Are they afraid the playground would become too littered? It's been my casual observation that Americans litter more often than Canadians do (like, we were just at the school carnival and there were candy wrappers all over the school yard—I just don't think that would have been stood for by either parents or the school administration at any school I attended (classes rotated playground trash duty anyway so we knew not to litter and instead stuffed our pockets full of wrappers and peels and baggies (like responsible children (so that our mothers could find them while doing laundry)))) so that's a valid concern.

And a child in Benjamin's class has a peanut allergy, so I guess not having snack time at all eliminates (or greatly diminishes) the chance of contamination. But going from 8 am (when my kids eat breakfast) to nearly noon (when Benjamin gets out of school) seems like a long time for little kids to be going without refuelling. 

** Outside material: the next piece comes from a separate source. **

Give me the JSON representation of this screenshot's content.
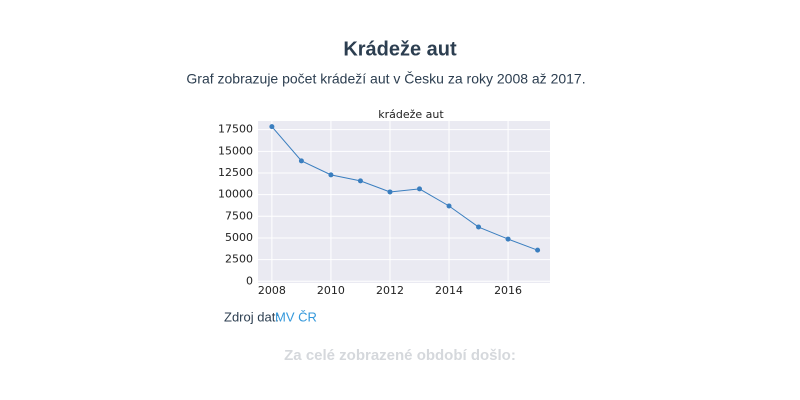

I distinctly remember having snack time in kindergarten (and I was in half-day kindergarten) because my friend would bring an orange and chew on a segment until she'd sucked all the juice out and then she'd spit out all the skin and stuff and I thought it was so gross (but I picked my nose, so who am I to judge?).

Anyway, all this is to say that Zoë and I decided we'd pack up a snack to bring with us when we picked Benjamin up to see if we couldn't convince him to spend some time at the playground with us. He was more than happy to oblige Zoë's desire to go to the "play-ound" when snack time was involved (let me tell you, walking past the playground to pick Benjamin up every day and not stopping has been torture for this poor two-year-old (I suppose not every declined playground trip was Benjamin's fault; I also wasn't on board because I'd been so sick (but I'm better now so I feel up for the playground)).

Here they are enjoying some peach slices:



They moved onto the sidewalk so they could both sit in the shade:



Zoë spent a lot of time "inging," which is one of her favourite things to do.


After I told her I was finished pushing she asked to get out so she could play with Benjamin. We were the only ones there and they had a blast on the slides together.

Photographic evidence that I allow my children to climb up slides (yes, we're those people)
They started sliding down on their tummies, face first, which went relatively smoothly the first few tries:




But then Zoë gained a little too much momentum going down...


That look on her face when she realized she'd overshot her mark? Priceless.

She managed to catch herself fairly well, though, and ended up like this:


Her fall it certainly didn't prevent her from giving it another go (and there's evidence of Benjamin running up the slide beside her):


I think he was happy to delay lunch a little bit for a good romp on the playground (though technically we didn't even delay lunch because it was early release day so we ended up getting home around the same time we normally do):


And here are a couple of pictures of Zoë trying to figure out how to scale this rock wall:



She didn't get very high before she gave up (Benjamin climbed it too fast for me to get a picture of him), but I think wearing shoes that actually fit would have helped. She got these crocs from a friend (whose name is Zoë and who also is two...but whose feet are a couple sizes bigger than Zoë's) and insists on wearing them even though they're still a little too big for her.

In fact, she loves these shoes so much that yesterday in the car she was singing, "Happy, happy, happy, happy, happy, happy, happy, happy, happy—NEW SHOES! Happy, happy..."

So I let her wear them because how could I not?!